To run the checker, simply run the command "./checker.sh". To compile the program use the command "make -f Makefile_tema3" and to run a custom test run the executable "./tema3" with two arguments. The first argument is the input file and the second one is the ref file.
Note: The checker verifies if all tests are passed under 1, 3 and 5 seconds depending on the difficulty of the tests. To check a file runtime use the command "time ./tema3 x y" where "x" and "y" are the input and ref file. Our implementation runs under 4 seconds at worst depending on the OS and CPU. I recommend using native Linux (not installed on a VM) to see the best results.
A paper has the following attributes:
- title
- ID
- publication year
- name of the conference that the paper was originally published
- study domains
- list of authors
- name of author
- id of author
- institutions of author
- references
- citations (added by me to help with some tasks)
Task 0: Add all papers Added all the papers in a HashTable that works as a database (key -> the paper's ID, value -> paper).
Task 1: Get oldest influence In order to return the oldest influence, we used the BFS algorithm on the references.
Task 2: Get venue impact factor This tasks requires the program to return an impact factor of a paper by calculating the average number of citations of all the papers published in a certain journal at the query time. To do this, we used a HashTable for venues (key -> name of the venue, value -> paper id) and we calculated the average impact factor.
Task 3: Get number of influenced papers Just like task 1, in order the return the number of influenced papers for a given depth, we used the BFS algorithm on the citations.
Task 4: Get Erdos distance The Erdos distance is definied as the distance between two authors. we started by creating an authors HashTable (key -> name of author, value -> list of papers where he is one of the authors) and from this we applied the BFS algorithm for all the co-authors he had for each paper to get the distance.
Task 5: Get most citated paper by field We used a HashTable for fields (key -> field name, value -> list of papers with said field) and we applied the MergeSort algorithm to sort the list by the number of citations.
Task 6: Get number of papers between dates A frequency vector is used to store the number of papers published in a certain year, after which we make the sum between the number of papers published between two years.
Task 7: Get number of authors with field Since we made the field HashTable, we used it again to get the authors that published a paper in a certain field.

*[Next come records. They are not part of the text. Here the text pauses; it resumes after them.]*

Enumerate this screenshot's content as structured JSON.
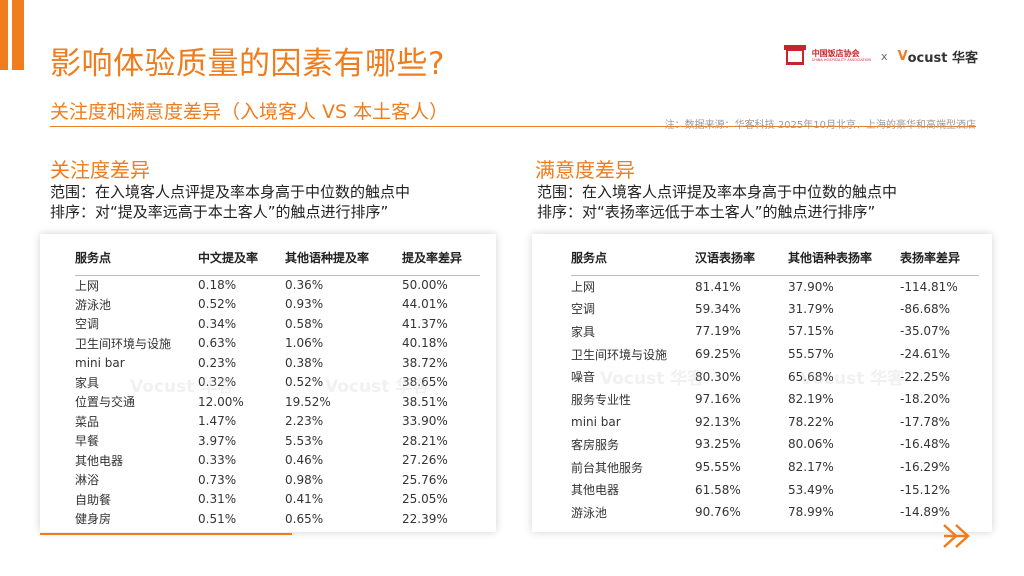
{
  "header": {
    "title": "影响体验质量的因素有哪些?",
    "subtitle": "关注度和满意度差异（入境客人 VS 本土客人）",
    "note": "注：数据来源：华客科技 2025年10月北京、上海的豪华和高端型酒店"
  },
  "logos": {
    "association_cn": "中国饭店协会",
    "association_en": "CHINA HOSPITALITY ASSOCIATION",
    "separator": "x",
    "brand_v": "V",
    "brand_rest": "ocust 华客"
  },
  "watermark": "Vocust 华客",
  "left_section": {
    "title": "关注度差异",
    "scope": "范围：在入境客人点评提及率本身高于中位数的触点中",
    "sort": "排序：对“提及率远高于本土客人”的触点进行排序”",
    "headers": [
      "服务点",
      "中文提及率",
      "其他语种提及率",
      "提及率差异"
    ],
    "rows": [
      [
        "上网",
        "0.18%",
        "0.36%",
        "50.00%"
      ],
      [
        "游泳池",
        "0.52%",
        "0.93%",
        "44.01%"
      ],
      [
        "空调",
        "0.34%",
        "0.58%",
        "41.37%"
      ],
      [
        "卫生间环境与设施",
        "0.63%",
        "1.06%",
        "40.18%"
      ],
      [
        "mini bar",
        "0.23%",
        "0.38%",
        "38.72%"
      ],
      [
        "家具",
        "0.32%",
        "0.52%",
        "38.65%"
      ],
      [
        "位置与交通",
        "12.00%",
        "19.52%",
        "38.51%"
      ],
      [
        "菜品",
        "1.47%",
        "2.23%",
        "33.90%"
      ],
      [
        "早餐",
        "3.97%",
        "5.53%",
        "28.21%"
      ],
      [
        "其他电器",
        "0.33%",
        "0.46%",
        "27.26%"
      ],
      [
        "淋浴",
        "0.73%",
        "0.98%",
        "25.76%"
      ],
      [
        "自助餐",
        "0.31%",
        "0.41%",
        "25.05%"
      ],
      [
        "健身房",
        "0.51%",
        "0.65%",
        "22.39%"
      ]
    ]
  },
  "right_section": {
    "title": "满意度差异",
    "scope": "范围：在入境客人点评提及率本身高于中位数的触点中",
    "sort": "排序：对“表扬率远低于本土客人”的触点进行排序”",
    "headers": [
      "服务点",
      "汉语表扬率",
      "其他语种表扬率",
      "表扬率差异"
    ],
    "rows": [
      [
        "上网",
        "81.41%",
        "37.90%",
        "-114.81%"
      ],
      [
        "空调",
        "59.34%",
        "31.79%",
        "-86.68%"
      ],
      [
        "家具",
        "77.19%",
        "57.15%",
        "-35.07%"
      ],
      [
        "卫生间环境与设施",
        "69.25%",
        "55.57%",
        "-24.61%"
      ],
      [
        "噪音",
        "80.30%",
        "65.68%",
        "-22.25%"
      ],
      [
        "服务专业性",
        "97.16%",
        "82.19%",
        "-18.20%"
      ],
      [
        "mini bar",
        "92.13%",
        "78.22%",
        "-17.78%"
      ],
      [
        "客房服务",
        "93.25%",
        "80.06%",
        "-16.48%"
      ],
      [
        "前台其他服务",
        "95.55%",
        "82.17%",
        "-16.29%"
      ],
      [
        "其他电器",
        "61.58%",
        "53.49%",
        "-15.12%"
      ],
      [
        "游泳池",
        "90.76%",
        "78.99%",
        "-14.89%"
      ]
    ]
  },
  "nav": {
    "next_icon": "double-chevron-right-icon"
  },
  "colors": {
    "accent": "#ef7d1e",
    "association_red": "#c9242b"
  }
}
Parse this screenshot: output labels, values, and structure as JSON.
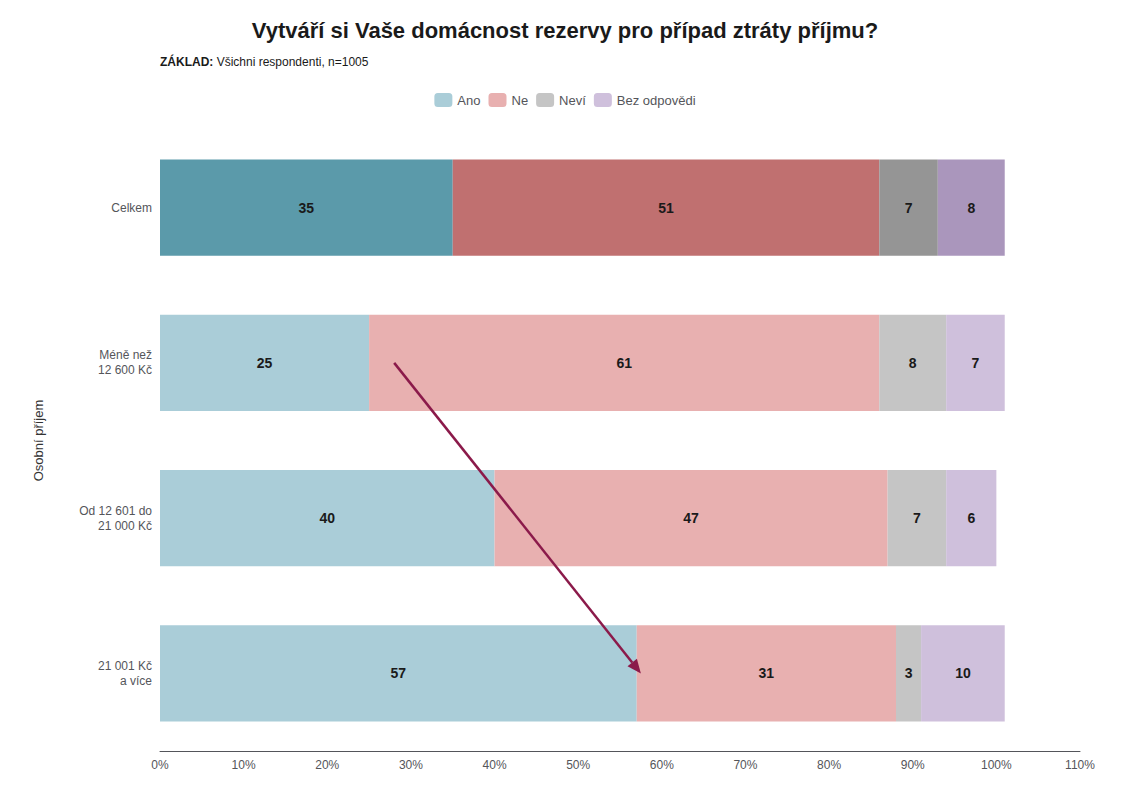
{
  "chart_data": {
    "type": "bar",
    "orientation": "horizontal",
    "stacked": true,
    "data_labels": true,
    "grid": false,
    "legend": "top",
    "title": "Vytváří si Vaše domácnost rezervy pro případ ztráty příjmu?",
    "subtitle": "ZÁKLAD: Všichni respondenti, n=1005",
    "ylabel": "Osobní příjem",
    "categories": [
      "Celkem",
      "Méně než\n12 600 Kč",
      "Od 12 601 do\n21 000 Kč",
      "21 001 Kč\na více"
    ],
    "series": [
      {
        "name": "Ano",
        "color": "#aacdd8",
        "colors": [
          "#5b9aaa",
          "#aacdd8",
          "#aacdd8",
          "#aacdd8"
        ],
        "values": [
          35,
          25,
          40,
          57
        ]
      },
      {
        "name": "Ne",
        "color": "#e8b0b0",
        "colors": [
          "#c07070",
          "#e8b0b0",
          "#e8b0b0",
          "#e8b0b0"
        ],
        "values": [
          51,
          61,
          47,
          31
        ]
      },
      {
        "name": "Neví",
        "color": "#c5c5c5",
        "colors": [
          "#959595",
          "#c5c5c5",
          "#c5c5c5",
          "#c5c5c5"
        ],
        "values": [
          7,
          8,
          7,
          3
        ]
      },
      {
        "name": "Bez odpovědi",
        "color": "#cfc0dc",
        "colors": [
          "#aa96bc",
          "#cfc0dc",
          "#cfc0dc",
          "#cfc0dc"
        ],
        "values": [
          8,
          7,
          6,
          10
        ]
      }
    ],
    "xlim": [
      0,
      110
    ],
    "xticks": [
      {
        "value": 0,
        "label": "0%"
      },
      {
        "value": 10,
        "label": "10%"
      },
      {
        "value": 20,
        "label": "20%"
      },
      {
        "value": 30,
        "label": "30%"
      },
      {
        "value": 40,
        "label": "40%"
      },
      {
        "value": 50,
        "label": "50%"
      },
      {
        "value": 60,
        "label": "60%"
      },
      {
        "value": 70,
        "label": "70%"
      },
      {
        "value": 80,
        "label": "80%"
      },
      {
        "value": 90,
        "label": "90%"
      },
      {
        "value": 100,
        "label": "100%"
      },
      {
        "value": 110,
        "label": "110%"
      }
    ],
    "annotations": [
      {
        "type": "arrow",
        "from": [
          28.0,
          "Méně než\n12 600 Kč"
        ],
        "to": [
          57.5,
          "21 001 Kč\na více"
        ],
        "color": "#8b1a4a"
      }
    ]
  }
}
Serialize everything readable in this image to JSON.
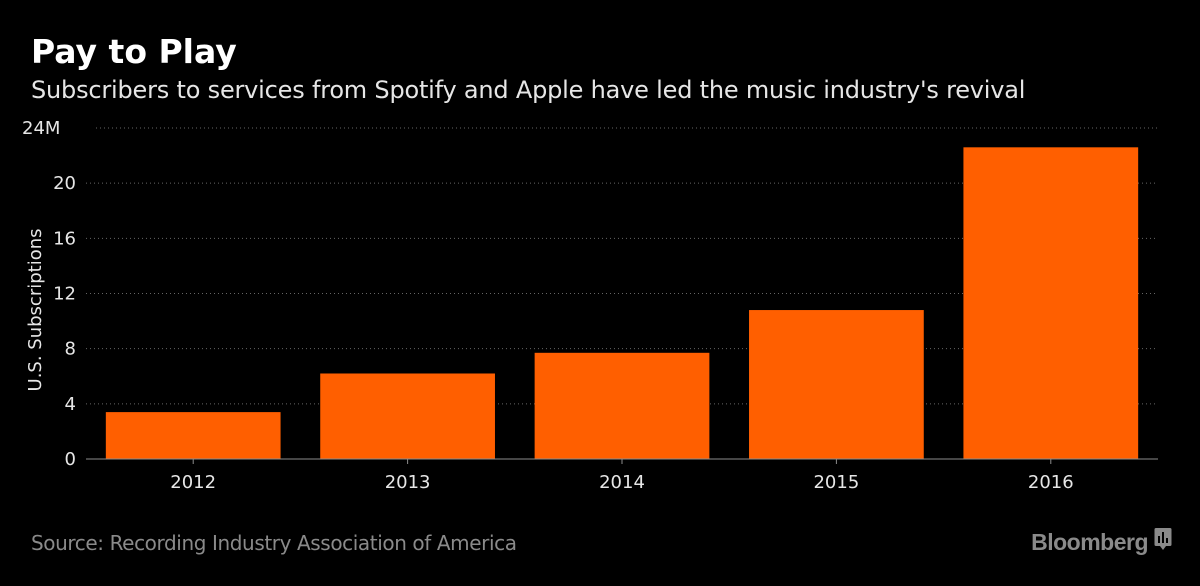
{
  "header": {
    "title": "Pay to Play",
    "subtitle": "Subscribers to services from Spotify and Apple have led the music industry's revival"
  },
  "footer": {
    "source": "Source: Recording Industry Association of America",
    "brand": "Bloomberg",
    "brand_icon": "bloomberg-chart-icon"
  },
  "colors": {
    "bar": "#ff5f00",
    "background": "#000000",
    "grid": "#666666",
    "axis": "#8c8c8c"
  },
  "chart_data": {
    "type": "bar",
    "title": "Pay to Play",
    "subtitle": "Subscribers to services from Spotify and Apple have led the music industry's revival",
    "xlabel": "",
    "ylabel": "U.S. Subscriptions",
    "categories": [
      "2012",
      "2013",
      "2014",
      "2015",
      "2016"
    ],
    "values": [
      3.4,
      6.2,
      7.7,
      10.8,
      22.6
    ],
    "unit": "M",
    "ylim": [
      0,
      24
    ],
    "yticks": [
      0,
      4,
      8,
      12,
      16,
      20,
      24
    ],
    "ytick_labels": [
      "0",
      "4",
      "8",
      "12",
      "16",
      "20",
      "24M"
    ],
    "grid": true,
    "legend": "none"
  }
}
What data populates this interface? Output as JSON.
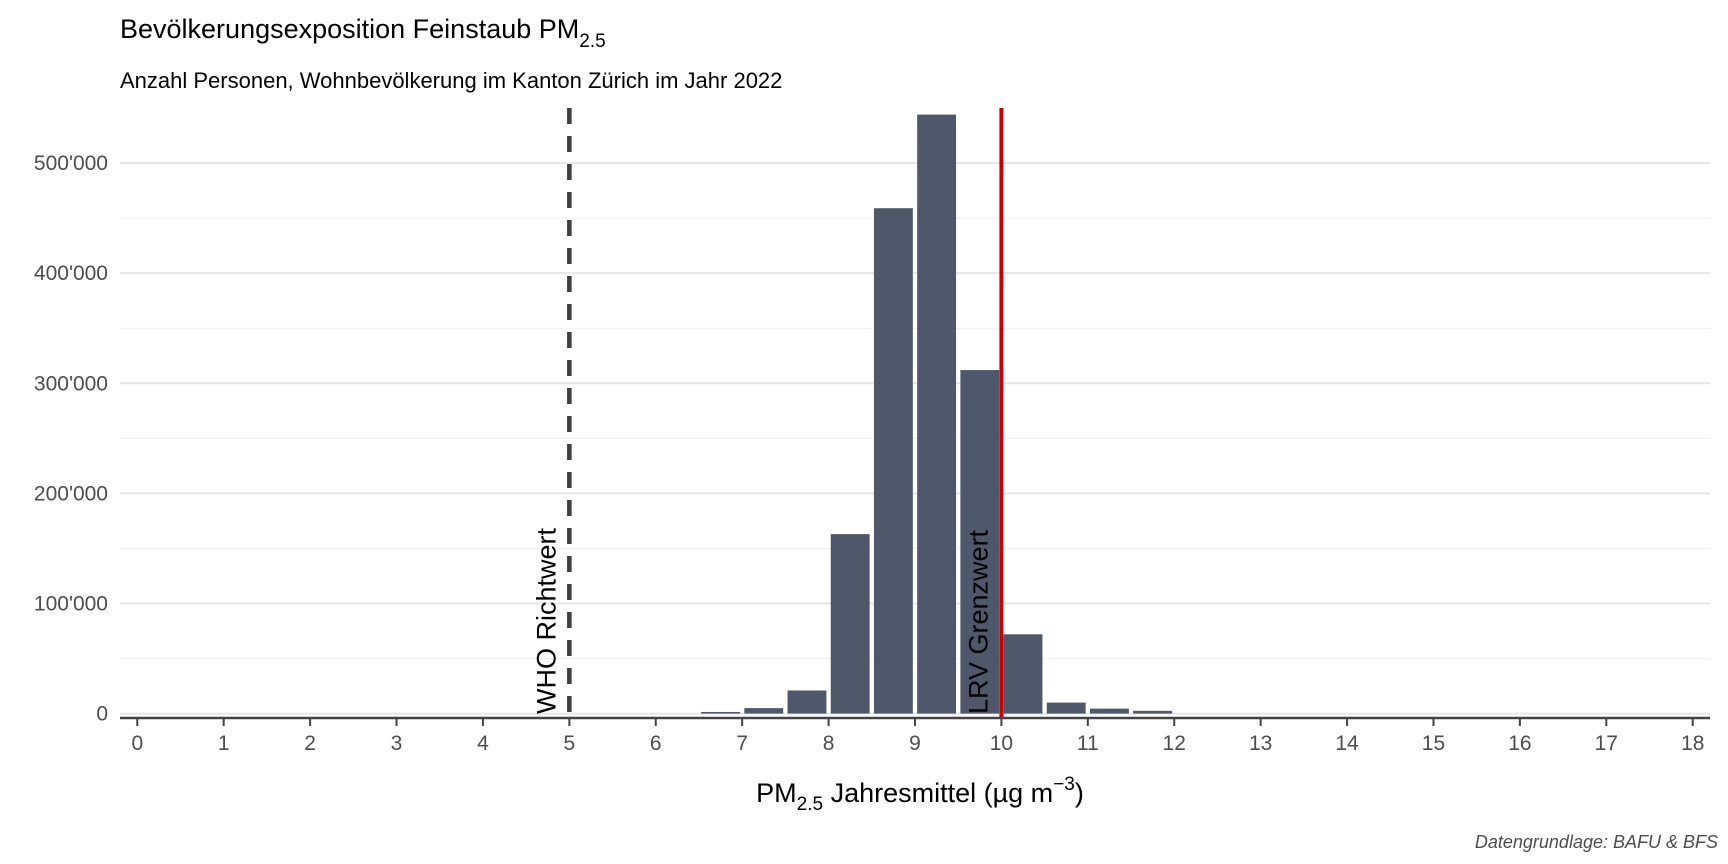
{
  "chart_data": {
    "type": "bar",
    "title": {
      "main": "Bevölkerungsexposition Feinstaub PM",
      "sub": "2.5"
    },
    "subtitle": "Anzahl Personen, Wohnbevölkerung im Kanton Zürich im Jahr 2022",
    "xlabel": {
      "pre": "PM",
      "sub": "2.5",
      "mid": " Jahresmittel (µg m",
      "sup": "−3",
      "post": ")"
    },
    "ylabel": "",
    "caption": "Datengrundlage: BAFU & BFS",
    "x_ticks": [
      "0",
      "1",
      "2",
      "3",
      "4",
      "5",
      "6",
      "7",
      "8",
      "9",
      "10",
      "11",
      "12",
      "13",
      "14",
      "15",
      "16",
      "17",
      "18"
    ],
    "y_ticks": [
      {
        "value": 0,
        "label": "0"
      },
      {
        "value": 100000,
        "label": "100'000"
      },
      {
        "value": 200000,
        "label": "200'000"
      },
      {
        "value": 300000,
        "label": "300'000"
      },
      {
        "value": 400000,
        "label": "400'000"
      },
      {
        "value": 500000,
        "label": "500'000"
      }
    ],
    "xlim": [
      -0.2,
      18.2
    ],
    "ylim": [
      -4000,
      550000
    ],
    "bar_width": 0.45,
    "bar_color": "#4f586b",
    "bins": [
      {
        "x": 6.75,
        "value": 1500
      },
      {
        "x": 7.25,
        "value": 5000
      },
      {
        "x": 7.75,
        "value": 21000
      },
      {
        "x": 8.25,
        "value": 163000
      },
      {
        "x": 8.75,
        "value": 459000
      },
      {
        "x": 9.25,
        "value": 544000
      },
      {
        "x": 9.75,
        "value": 312000
      },
      {
        "x": 10.25,
        "value": 72000
      },
      {
        "x": 10.75,
        "value": 10000
      },
      {
        "x": 11.25,
        "value": 4500
      },
      {
        "x": 11.75,
        "value": 2500
      }
    ],
    "reference_lines": [
      {
        "x": 5,
        "label": "WHO Richtwert",
        "style": "dashed",
        "color": "#3f3f3f"
      },
      {
        "x": 10,
        "label": "LRV Grenzwert",
        "style": "solid",
        "color": "#cc0000"
      }
    ],
    "grid": {
      "major_y": true,
      "minor_y": true,
      "x": false
    },
    "legend": "none"
  }
}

While we count the authors, we make sure their institution matches the one given in the parameter.
Task 8: Get histogram of citations For this task, we used the authors hashtable to get an author's publication. Moreover, we create the histogram array by simply creating a frequency vector that uses as index the distance between the current year (2020) and the paper's year.
Task 9: Get Reading Order TO DO - this task is more complicated than we taught, it uses the BFS algorithm as its base, however it has some intricacies that we found in this olympiad problem: https://www.infoarena.ro/problema/cezar
Task 10: Find best coordinator TO DO - using the other tasks, return the best coordinator using a specific formula.